What early voting data can — and can’t — tell us

At this point in the early voting period, just about the only thing early voting data tells us for sure is who’s voting early.

“Among everyone who’s voted so far — not all of them, but by and large, they’re your super voters,” Michael McDonald, who runs the University of Florida Election Lab, told Vox.“They’ve made up their mind who they’re going to vote for, that’s who casts their ballot first.”

Usually, McDonald noted, those “super voters” tend to be Democrats. They also tend to be registered with a particular party and to be older voters. Women have historically been more likely to vote early; that trend is holding in the data available so far, McDonald said. The difference is, a greater proportion of those early women voters are Republicans.

And a larger number of Republicans voting early this year may not have any bearing on who ends up winning the election.

“I’m very cautious about interpreting early voting,” John Fortier, a senior fellow at the American Enterprise Institute, told Vox. “We’ve had change in trends in early voting, and different types of early voting — and then, of course, a very strange election [in] 2020. The basic trend, looking at the ’90s, 2000s, and up to the 2016 election is we just had a slow increase each election in the percentage of people who would vote by mail and also the number of people who would vote early in person.”

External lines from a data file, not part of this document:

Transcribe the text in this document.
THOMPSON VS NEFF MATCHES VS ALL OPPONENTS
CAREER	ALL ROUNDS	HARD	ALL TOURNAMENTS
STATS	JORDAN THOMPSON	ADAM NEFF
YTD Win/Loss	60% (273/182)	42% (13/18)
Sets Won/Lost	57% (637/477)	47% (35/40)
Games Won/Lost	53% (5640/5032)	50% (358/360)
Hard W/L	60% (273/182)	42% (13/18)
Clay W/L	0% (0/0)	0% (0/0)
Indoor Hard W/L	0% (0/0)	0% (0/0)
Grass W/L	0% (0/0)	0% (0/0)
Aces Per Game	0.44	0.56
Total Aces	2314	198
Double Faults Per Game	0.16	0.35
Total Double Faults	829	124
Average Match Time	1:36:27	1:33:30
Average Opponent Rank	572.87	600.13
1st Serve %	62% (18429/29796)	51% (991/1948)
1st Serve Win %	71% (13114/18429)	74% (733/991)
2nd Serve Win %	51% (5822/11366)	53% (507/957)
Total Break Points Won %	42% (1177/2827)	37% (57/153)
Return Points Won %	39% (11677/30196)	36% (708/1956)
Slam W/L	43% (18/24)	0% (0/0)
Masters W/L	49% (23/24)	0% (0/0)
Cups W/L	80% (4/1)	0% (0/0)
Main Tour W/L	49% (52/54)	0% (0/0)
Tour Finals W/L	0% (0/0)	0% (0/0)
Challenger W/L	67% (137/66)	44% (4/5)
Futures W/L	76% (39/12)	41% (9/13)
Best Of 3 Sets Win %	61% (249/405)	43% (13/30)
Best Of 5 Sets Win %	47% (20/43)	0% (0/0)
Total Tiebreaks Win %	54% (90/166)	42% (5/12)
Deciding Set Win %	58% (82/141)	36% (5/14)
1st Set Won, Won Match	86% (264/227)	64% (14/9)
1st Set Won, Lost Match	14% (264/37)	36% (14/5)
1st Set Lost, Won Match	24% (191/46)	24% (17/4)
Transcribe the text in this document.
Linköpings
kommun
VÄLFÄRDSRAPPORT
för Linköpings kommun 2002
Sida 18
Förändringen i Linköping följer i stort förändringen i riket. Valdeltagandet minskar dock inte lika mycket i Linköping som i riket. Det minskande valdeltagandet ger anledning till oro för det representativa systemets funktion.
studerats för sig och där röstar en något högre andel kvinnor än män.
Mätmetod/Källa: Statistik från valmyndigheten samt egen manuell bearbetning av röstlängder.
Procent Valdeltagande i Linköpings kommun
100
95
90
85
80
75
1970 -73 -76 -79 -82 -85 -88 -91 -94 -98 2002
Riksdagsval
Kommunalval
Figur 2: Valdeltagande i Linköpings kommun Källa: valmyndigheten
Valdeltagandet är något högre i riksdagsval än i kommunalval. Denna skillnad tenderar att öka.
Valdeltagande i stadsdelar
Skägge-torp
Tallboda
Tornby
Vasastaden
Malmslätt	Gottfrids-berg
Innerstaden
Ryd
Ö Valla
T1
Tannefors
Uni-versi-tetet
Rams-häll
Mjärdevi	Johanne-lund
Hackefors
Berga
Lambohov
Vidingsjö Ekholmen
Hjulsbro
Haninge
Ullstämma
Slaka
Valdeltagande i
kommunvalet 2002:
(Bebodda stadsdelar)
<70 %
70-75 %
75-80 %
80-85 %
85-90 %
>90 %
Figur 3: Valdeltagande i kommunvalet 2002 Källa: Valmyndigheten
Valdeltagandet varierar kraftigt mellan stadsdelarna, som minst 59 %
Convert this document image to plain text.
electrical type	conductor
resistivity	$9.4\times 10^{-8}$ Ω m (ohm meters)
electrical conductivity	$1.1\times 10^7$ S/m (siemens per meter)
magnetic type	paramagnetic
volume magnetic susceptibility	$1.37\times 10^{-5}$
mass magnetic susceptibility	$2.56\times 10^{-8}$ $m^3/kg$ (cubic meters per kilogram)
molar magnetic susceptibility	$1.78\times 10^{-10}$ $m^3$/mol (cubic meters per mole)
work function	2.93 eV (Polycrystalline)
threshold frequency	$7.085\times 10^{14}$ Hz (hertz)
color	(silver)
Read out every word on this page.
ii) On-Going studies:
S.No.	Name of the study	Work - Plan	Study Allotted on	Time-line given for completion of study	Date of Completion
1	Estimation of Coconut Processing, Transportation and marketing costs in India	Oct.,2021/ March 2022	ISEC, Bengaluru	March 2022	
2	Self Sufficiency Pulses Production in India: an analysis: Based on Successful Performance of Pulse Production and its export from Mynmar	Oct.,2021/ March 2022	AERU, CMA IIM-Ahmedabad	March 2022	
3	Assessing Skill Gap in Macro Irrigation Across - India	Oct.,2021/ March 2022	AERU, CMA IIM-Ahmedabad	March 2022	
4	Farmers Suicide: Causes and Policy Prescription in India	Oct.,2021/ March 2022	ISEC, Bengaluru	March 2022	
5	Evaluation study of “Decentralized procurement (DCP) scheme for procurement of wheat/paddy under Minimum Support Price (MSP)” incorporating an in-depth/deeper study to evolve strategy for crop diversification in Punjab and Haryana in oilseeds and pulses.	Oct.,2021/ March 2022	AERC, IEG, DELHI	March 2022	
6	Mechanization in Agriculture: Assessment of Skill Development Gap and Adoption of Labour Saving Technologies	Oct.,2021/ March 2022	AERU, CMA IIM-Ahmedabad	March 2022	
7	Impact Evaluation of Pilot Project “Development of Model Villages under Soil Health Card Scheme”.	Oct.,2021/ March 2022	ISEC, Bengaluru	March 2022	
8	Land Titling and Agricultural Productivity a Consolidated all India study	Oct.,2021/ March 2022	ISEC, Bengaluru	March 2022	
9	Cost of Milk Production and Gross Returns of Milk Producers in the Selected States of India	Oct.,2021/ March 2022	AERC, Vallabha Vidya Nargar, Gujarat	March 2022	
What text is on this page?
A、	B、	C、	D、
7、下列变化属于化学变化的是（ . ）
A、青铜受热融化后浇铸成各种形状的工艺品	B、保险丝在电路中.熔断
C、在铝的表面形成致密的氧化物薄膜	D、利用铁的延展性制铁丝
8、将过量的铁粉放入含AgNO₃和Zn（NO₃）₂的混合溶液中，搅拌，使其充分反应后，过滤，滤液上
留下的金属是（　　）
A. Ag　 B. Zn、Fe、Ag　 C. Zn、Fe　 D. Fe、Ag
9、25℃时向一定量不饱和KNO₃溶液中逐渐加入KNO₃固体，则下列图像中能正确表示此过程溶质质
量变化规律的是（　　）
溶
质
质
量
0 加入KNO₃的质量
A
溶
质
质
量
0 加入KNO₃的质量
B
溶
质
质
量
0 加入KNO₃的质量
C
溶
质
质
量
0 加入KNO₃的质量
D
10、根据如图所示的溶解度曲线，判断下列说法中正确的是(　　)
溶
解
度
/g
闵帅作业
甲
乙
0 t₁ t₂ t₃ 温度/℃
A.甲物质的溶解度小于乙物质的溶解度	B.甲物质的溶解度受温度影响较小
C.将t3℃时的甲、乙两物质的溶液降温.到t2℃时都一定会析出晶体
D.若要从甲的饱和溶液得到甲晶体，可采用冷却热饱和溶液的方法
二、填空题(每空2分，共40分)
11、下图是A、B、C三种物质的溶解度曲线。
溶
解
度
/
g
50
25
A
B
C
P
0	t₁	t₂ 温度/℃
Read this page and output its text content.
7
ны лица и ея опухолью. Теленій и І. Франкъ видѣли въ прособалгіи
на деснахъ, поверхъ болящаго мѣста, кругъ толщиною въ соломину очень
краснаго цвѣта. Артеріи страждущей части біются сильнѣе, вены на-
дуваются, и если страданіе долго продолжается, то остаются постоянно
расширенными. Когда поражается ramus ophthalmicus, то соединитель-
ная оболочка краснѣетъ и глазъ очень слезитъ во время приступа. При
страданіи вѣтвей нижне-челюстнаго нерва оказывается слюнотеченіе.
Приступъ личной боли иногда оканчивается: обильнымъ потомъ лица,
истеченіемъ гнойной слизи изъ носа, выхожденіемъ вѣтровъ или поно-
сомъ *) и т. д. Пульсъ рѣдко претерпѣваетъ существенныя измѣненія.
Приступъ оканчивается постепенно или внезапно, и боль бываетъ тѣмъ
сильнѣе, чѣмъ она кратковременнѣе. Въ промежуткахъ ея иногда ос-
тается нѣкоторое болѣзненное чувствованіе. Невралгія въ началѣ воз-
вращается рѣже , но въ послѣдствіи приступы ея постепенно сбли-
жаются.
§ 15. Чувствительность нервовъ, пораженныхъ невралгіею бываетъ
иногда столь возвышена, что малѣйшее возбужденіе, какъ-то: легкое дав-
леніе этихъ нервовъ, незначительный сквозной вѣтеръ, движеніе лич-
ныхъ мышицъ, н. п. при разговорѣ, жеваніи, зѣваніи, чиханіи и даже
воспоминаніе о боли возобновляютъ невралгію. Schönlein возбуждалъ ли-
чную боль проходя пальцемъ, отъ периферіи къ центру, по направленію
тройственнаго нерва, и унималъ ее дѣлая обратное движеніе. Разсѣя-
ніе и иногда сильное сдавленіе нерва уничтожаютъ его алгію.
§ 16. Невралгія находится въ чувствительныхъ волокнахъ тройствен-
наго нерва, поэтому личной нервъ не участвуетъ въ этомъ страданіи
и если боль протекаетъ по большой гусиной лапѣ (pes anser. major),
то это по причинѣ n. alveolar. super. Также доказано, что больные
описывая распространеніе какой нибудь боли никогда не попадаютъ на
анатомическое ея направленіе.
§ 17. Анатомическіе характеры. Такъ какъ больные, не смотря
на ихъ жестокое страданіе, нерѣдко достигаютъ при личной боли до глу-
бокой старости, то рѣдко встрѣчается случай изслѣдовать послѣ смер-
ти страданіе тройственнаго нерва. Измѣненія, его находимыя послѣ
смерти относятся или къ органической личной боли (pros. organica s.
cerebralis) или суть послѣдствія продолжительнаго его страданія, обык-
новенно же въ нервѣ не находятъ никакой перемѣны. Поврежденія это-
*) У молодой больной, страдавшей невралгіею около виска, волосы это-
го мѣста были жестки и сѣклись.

There do tend to be turnout trends in early voting, Fortier said, which he predicts will hold this cycle. “You often see a very big bump the first three or so days of the early voting period, especially if it’s a longer voting period. And then you see somewhat lower [turnout], and then there’s a big, big push in the last five, six days, as we are ramping up to Election Day.”

But both the 2020 election and Trump’s push to have his followers vote early have changed dynamics such that it’s hard to apply historical trends to early voting in 2024.

Mail-in ballots, which are the default option in some Western states like Colorado, Oregon, and Washington, represent another wrinkle entirely; the data lags behind in-person early voting information. And Democrats tend to be much more inclined to vote by mail, McDonald said.

Plus, logistical issues, such as the dates that mail-in ballots are sent out, can skew data further, as has happened in Clark County, Nevada. Early vote turnout appeared shockingly low for this point in the election — until it was discovered that ballots had been sent out later than in previous years and therefore would be returned and counted later in the early voting period. 

“We see lots of Republicans voting in person early, but we know there’s going to be lots and lots of mail ballots,” especially in Western states like Washington and Oregon, where in-person voting is very limited, McDonald said. “And we know that the Democrats are preferring to vote by that method, and we’ll start seeing those showing up later. And so it causes these imbalances to appear.”

Ultimately, Fortier said, we’ll likely see the highest turnout on Election Day itself, though overall this election might signal a shift to more early voting. Experts might be able to accurately predict which way certain states will go by their early voting numbers as early as this weekend, but that’s likely to be the exception to the rule.